Choisir un prestataire de tests de phishing : un plan pilote de 30 jours pour des simulations de phishing sûres et à faible charge opérationnelle
Un guide pratique et axé sur la sécurité pour choisir un prestataire de tests de phishing, facile à piloter, défendable auprès des parties prenantes et conçu pour une amélioration continue et reproductible de la sécurité.

Choisir un prestataire de tests de phishing ne devrait pas ressembler à l’achat d’un « outil de phishing ».
Pour la plupart des organisations, la vraie difficulté n’est pas d’écrire un e-mail de simulation, mais tout ce qui l’entoure :
- mettre les parties prenantes d’accord (sécurité, IT, RH, représentants du personnel, juridique)
- garantir que les simulations soient sûres par défaut
- produire des preuves compatibles avec un audit (sans survendre la conformité)
- mener des campagnes avec une faible charge pour l’IT (afin que le programme survive au turnover)
Cet article vous propose un plan de pilote sur 30 jours et une checklist d’évaluation pour vous aider à choisir un prestataire qui améliore les résultats de sécurité tout en préservant la confiance des collaborateurs.
Note de sécurité : cet article traite de simulations défensives de phishing et de la mesure de la sensibilisation.
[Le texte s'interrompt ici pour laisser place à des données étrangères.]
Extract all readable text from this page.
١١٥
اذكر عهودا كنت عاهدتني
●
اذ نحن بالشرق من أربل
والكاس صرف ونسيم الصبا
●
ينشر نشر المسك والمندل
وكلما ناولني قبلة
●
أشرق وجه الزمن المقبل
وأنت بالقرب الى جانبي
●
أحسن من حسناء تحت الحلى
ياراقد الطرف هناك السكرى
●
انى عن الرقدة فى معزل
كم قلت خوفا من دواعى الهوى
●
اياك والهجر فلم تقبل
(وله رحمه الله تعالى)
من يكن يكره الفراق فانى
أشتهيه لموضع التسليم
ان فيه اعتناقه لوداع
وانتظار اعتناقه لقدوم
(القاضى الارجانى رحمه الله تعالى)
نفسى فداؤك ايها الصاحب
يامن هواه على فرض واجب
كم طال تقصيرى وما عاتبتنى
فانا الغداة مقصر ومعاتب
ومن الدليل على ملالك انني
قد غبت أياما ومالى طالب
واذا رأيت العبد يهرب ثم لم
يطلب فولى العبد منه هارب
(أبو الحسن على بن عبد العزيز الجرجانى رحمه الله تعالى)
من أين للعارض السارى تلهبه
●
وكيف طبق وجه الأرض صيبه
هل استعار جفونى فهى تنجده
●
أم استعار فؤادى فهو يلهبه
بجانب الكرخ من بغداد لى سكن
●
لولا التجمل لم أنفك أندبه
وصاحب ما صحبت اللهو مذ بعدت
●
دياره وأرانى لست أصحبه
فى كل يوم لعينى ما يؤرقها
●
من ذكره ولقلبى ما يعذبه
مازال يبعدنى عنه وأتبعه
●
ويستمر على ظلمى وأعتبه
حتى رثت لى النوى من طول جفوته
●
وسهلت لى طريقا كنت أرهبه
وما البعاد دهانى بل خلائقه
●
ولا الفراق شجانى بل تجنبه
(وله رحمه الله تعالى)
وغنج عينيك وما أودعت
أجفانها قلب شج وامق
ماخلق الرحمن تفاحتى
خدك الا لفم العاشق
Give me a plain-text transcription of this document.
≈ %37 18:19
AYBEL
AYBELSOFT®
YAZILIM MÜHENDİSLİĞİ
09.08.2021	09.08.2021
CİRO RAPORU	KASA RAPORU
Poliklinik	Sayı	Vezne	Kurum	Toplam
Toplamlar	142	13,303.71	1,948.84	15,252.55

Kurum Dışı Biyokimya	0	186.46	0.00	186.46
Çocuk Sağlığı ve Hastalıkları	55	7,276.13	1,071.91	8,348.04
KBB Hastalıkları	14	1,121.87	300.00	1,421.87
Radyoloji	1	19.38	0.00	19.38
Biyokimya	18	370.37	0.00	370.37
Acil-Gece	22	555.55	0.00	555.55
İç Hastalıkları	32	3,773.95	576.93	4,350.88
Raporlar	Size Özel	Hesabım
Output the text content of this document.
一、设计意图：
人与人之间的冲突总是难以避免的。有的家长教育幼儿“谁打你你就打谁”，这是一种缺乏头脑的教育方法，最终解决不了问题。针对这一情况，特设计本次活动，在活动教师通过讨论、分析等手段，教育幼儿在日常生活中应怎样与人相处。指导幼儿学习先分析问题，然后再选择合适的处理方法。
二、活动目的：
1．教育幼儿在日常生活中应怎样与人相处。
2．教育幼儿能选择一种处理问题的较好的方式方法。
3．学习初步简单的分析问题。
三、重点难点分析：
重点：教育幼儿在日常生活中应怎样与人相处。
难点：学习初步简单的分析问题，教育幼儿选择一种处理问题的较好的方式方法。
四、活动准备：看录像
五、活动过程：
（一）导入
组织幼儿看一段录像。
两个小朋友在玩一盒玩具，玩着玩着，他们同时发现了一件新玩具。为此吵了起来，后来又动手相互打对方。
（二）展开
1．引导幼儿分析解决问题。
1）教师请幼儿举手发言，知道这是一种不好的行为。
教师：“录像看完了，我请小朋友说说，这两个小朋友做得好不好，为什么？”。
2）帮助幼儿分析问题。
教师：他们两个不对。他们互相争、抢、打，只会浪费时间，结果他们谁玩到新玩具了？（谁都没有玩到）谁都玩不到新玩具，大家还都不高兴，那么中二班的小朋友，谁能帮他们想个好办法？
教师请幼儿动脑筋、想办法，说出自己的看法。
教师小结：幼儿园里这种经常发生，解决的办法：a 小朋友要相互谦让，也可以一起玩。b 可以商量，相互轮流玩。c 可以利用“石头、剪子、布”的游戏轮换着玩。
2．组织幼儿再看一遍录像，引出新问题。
Il ne fournit pas d’instructions opérationnelles pour du vrai phishing, du vol d’identifiants, la livraison de charges utiles ou des techniques de contournement.
Pourquoi un « onboarding simple » est une exigence de sécurité (pas un simple bonus)
Si l’onboarding est pénible, les équipes prennent des raccourcis :
- Elles réutilisent les mêmes scénarios à l’infini.
- Elles cessent de lancer des campagnes régulièrement.
- Elles conservent les résultats dans des tableurs.
- Elles sautent les validations et la documentation.
C’est ainsi que les programmes de sensibilisation finissent discrètement par devenir « on a fait un test une fois », au lieu d’être un vrai contrôle.
Un bon prestataire réduit la friction opérationnelle tout en gardant des garde-fous solides — pour que vous puissiez lancer des simulations cohérentes sans devenir une équipe interne d’exploitation e-mail.
Ce que l’onboarding comprend vraiment (les vrais éléments de travail)
Quand les fournisseurs disent « la mise en place prend 15 minutes », demandez-vous : la mise en place de quoi, exactement ?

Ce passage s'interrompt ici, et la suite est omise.